As you only need 1 controller, they are not ideally suited to JLCPCB as you end up with 2 or 5 of them as a minimum order, and the additional parts (screw terminals etc.) can only be ordered in quantities of 50!
Please note that the controller has all the necessary hardware to support lots of features, like the TFT screen, CAN bus etc. but the software still hasn’t been written to enable these functions!
We will need to make the implementation plugable for the CAN bus as each device may use a slightly different message format over the CAN bus. I’d expect something similar in the RS485 implementation as well.
Stuart, Thanks again for your great work! It’s very exciting! Can you be a bit more specific about what is and is not currently implemented on this new board? Most specifically, is the TFT display functional? Is there any real reason to install it now? Thanks . . .
I’m not sure how you’re slotting orders, but I’d be interested in getting on the list. I have a new 64 cell 16S4P battery I’m building and the way this project is moving seems to really fit my needs better than anything else I can Frankenstein together. I need to do a bit more studying, but is there also a group buy happening on cell modules or will 64 be enough to get the “Good Guy” price?
I’m not aware of any group buy on the cell modules. But with the current module files you would need to submit multiple orders to JLCPCB as they limit to a maximum of 30 PCBs for assembly. @stuart didn’t you create a set of gerber files that were panelized?

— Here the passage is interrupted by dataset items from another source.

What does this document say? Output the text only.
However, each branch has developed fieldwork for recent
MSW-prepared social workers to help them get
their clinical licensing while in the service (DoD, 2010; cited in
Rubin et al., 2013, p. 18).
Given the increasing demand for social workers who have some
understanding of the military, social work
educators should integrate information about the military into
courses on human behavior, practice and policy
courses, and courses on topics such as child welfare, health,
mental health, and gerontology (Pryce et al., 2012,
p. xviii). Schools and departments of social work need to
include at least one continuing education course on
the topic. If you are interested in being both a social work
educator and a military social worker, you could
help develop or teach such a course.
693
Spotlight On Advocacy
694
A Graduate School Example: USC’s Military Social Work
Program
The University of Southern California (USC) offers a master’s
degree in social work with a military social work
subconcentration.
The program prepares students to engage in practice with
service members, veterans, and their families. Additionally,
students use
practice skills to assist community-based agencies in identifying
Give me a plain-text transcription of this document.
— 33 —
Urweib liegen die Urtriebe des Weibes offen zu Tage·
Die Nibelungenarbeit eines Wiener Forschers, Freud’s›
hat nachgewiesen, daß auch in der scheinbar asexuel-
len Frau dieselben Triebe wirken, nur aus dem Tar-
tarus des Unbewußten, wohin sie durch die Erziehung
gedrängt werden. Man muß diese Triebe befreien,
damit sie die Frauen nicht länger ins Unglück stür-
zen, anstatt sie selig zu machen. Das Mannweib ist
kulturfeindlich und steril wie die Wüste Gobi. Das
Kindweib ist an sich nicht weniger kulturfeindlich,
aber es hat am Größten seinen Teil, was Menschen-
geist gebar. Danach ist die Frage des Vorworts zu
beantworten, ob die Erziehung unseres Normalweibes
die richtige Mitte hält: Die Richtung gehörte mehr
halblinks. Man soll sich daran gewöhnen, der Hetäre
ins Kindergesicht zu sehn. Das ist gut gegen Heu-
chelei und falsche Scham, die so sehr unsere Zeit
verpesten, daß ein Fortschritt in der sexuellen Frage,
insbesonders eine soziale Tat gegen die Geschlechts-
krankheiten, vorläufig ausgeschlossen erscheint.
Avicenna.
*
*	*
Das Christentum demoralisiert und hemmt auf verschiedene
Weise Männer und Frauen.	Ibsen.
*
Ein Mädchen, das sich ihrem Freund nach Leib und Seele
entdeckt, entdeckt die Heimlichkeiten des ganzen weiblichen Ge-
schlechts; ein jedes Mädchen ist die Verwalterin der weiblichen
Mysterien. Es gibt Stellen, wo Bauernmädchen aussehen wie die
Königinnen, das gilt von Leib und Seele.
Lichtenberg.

I don’t have a list of people yet but I believe there are at most ten people who have expressed interest in the controllers within the USA / Canada area. Once I have the boards in hand and do some basic sanity testing on a couple of them I’ll post them up for others.
The display will switch on and show the diyBMS logo at the moment, but nothing more. I wouldn’t add it at this time.
As you can imagine, the controller had to be designed and built to support lots of external interfaces. I’ve hand tested each of these using sample code, so they work, but now the fun starts with coding these into the main controller code.
At present, the new controller features which are enabled are:
Relay outputs (similar to the old controller)
Emergency Stop input
Module TX/RX connections
SD Card logging
AVR programming interface (so you can program the modules directly from the web page)
Existing core features like Wifi/MQTT logging etc. all working
So the TFT, CAN BUS and RS485 and extra inputs are not yet enabled.
These two have slightly different footprints and due to that I don’t think they will work. You might be able to order the MicroSD part from Mouser or DigiKey. Note that both of these are around 3x the cost as LCSC.